Now we pivot on that very number. We test in which other breaches it is present. We received nine hits. Breaches include “cdek.ru”, a Russian courier delivery service for goods and documents. Two results in breach data referred to Russia Database 11M. Armed with those, we crosscheck quality. One entry is immediately stating the address that we recognize off the OSINT blog posts from last year.
But there is more. One detail concerns her tech. She used two specific operating systems for her communication apps. Another detail: Instead of her first name, the user of the matching entries called herself by a different name, perhaps to disguise her real name. We don't know. There are many more details, but we stop here. It’s dangerous and harming to draw conclusions without context.
Case of Carsten L.
The identity of presumed russian-german agent is known: Carsten L., comes from the picturesque city of Weilheim on the Ammer, where he trained youth at a local Football Club and was known by some as father figure, by others referred to as “soldier”. Whatever that means. By now, you know the drill for a simple probe. We search, then we pivot. We find information that we can follow in more detail.
Suffice to say that the exercise finds that even alleged spies don't get around without using online platforms. If any of us want to lead a live, the that means our data may end up online. We surrender personal data to platform providers every day, passwords, addresses. And whatever you can imagine. If these providers are then so incompetent to surrender their system data perpetrators on the dark web, then, even double agents have to be on their guard.
This was part 1, stay tuned for part 2….
A bit about Constella Intelligence Datalake
(I am not paid to advertise Constelle, I am only testing it)
Constella is the next new kid on the block of professional OSINT platforms. As social media platforms such as Twitter and Facebook continue to curtail open sourced intel, using paywalls and the increasing problem of scraping data — as well as end-to-end encryption on the platforms and in the dark web —it simply is getting harder to do #OSINT, one member of staff tells me.
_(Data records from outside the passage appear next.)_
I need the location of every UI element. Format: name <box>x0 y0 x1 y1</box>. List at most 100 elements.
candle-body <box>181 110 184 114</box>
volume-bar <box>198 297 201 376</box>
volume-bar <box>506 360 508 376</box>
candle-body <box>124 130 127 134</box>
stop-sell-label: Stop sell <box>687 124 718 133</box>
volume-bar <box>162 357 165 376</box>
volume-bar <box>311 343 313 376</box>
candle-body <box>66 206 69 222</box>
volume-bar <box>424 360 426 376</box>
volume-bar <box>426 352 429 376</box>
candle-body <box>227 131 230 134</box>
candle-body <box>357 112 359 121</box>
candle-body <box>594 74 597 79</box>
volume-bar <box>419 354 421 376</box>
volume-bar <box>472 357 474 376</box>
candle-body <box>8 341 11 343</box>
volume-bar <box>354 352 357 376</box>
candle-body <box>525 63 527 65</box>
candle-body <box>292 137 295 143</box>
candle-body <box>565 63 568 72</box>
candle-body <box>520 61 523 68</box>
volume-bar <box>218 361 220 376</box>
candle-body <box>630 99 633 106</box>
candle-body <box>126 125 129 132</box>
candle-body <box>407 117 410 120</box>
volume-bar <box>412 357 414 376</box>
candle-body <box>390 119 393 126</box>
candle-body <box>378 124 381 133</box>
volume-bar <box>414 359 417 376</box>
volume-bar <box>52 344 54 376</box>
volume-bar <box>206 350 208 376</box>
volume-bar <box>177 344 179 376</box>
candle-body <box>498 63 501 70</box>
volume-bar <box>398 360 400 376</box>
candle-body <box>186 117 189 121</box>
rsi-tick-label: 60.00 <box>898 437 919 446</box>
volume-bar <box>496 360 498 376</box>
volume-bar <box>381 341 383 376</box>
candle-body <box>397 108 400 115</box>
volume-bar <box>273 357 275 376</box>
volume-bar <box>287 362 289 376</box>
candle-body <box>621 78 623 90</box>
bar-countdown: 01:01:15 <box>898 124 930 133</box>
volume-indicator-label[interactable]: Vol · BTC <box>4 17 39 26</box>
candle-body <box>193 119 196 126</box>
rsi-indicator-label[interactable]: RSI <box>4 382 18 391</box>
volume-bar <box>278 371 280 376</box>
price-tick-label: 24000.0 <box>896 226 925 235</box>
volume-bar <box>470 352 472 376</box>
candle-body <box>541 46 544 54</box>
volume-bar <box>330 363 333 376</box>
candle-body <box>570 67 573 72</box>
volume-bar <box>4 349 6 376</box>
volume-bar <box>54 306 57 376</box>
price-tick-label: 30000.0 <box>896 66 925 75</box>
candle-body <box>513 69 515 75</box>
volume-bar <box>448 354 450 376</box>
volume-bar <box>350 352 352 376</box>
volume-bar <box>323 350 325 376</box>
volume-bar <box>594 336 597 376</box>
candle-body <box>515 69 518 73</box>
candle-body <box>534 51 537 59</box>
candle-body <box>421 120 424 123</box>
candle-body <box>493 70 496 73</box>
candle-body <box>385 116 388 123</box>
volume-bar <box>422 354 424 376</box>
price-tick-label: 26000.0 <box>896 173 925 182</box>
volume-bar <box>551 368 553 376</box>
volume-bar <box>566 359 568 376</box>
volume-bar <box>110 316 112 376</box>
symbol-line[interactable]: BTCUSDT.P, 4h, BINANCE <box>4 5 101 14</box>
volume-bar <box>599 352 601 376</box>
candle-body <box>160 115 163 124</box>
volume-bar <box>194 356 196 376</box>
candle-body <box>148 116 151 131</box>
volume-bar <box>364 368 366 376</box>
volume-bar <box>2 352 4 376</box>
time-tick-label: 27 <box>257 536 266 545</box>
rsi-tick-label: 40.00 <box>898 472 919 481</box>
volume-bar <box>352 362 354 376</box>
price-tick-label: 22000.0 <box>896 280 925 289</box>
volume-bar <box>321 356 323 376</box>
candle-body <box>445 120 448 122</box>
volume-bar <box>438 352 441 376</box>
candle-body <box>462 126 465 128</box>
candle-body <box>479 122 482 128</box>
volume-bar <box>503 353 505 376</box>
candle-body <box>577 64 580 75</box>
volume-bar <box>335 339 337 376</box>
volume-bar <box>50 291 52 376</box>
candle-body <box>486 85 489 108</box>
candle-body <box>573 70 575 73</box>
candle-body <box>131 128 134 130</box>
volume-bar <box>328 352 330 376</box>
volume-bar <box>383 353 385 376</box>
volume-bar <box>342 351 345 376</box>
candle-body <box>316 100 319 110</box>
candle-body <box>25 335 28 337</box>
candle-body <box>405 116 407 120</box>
How does the platform collect the breaches:
There are 100ds of billions of identity data points sitting online, thanks to a decade of data breaches, botnet leaks and pastes. Every day websites, businesses and digital platforms get breached and customer data spilled online all over the world. Every day, there are more scams and exposures affecting people. The data sits online, up for grabs. Constella takes it, cleans it, and feeds it to its database.
Likewise, they affect threat actors and criminals, too. “A treasure trove of identity data can be exposed in the these same breaches”, explains Lindsay Whyte, who works for Constella Intelligence (and is part-time “Hunter” on UK’s Channel 4 'Hunted'). They represent digital footprints and monikers that can’t be easily removed by threat actors wanting to cover their tracks.
This breached identity data can be harnessed for good, Whyte thinks. He says that OSINT movers and shakers like Michael Bazzell and Brian Krebs —some of the world’s leading cybercrime investigators — both endorse breach data as critical for digital investigations into threat actors and fraudulent businesses.
“Although breached credentials are a worrying entry point for cyber criminals and activists, it can actually be leveraged to give our intelligence analysts and strategists the upper hand”, so Whyte.
When breach data is normalized and processed, it provides a ‘super computer’ for investigators to uncover identities behind IP addresses, emails, names, addresses and phone numbers. The real identity of criminals can be unmasked…without (increasingly unreliable) social media or browser results, he says.
Why did we redact personal details in the Screenshots? Details of anyone who doesn't comply with the journalistic public interest principle, should not be named, or their information stated.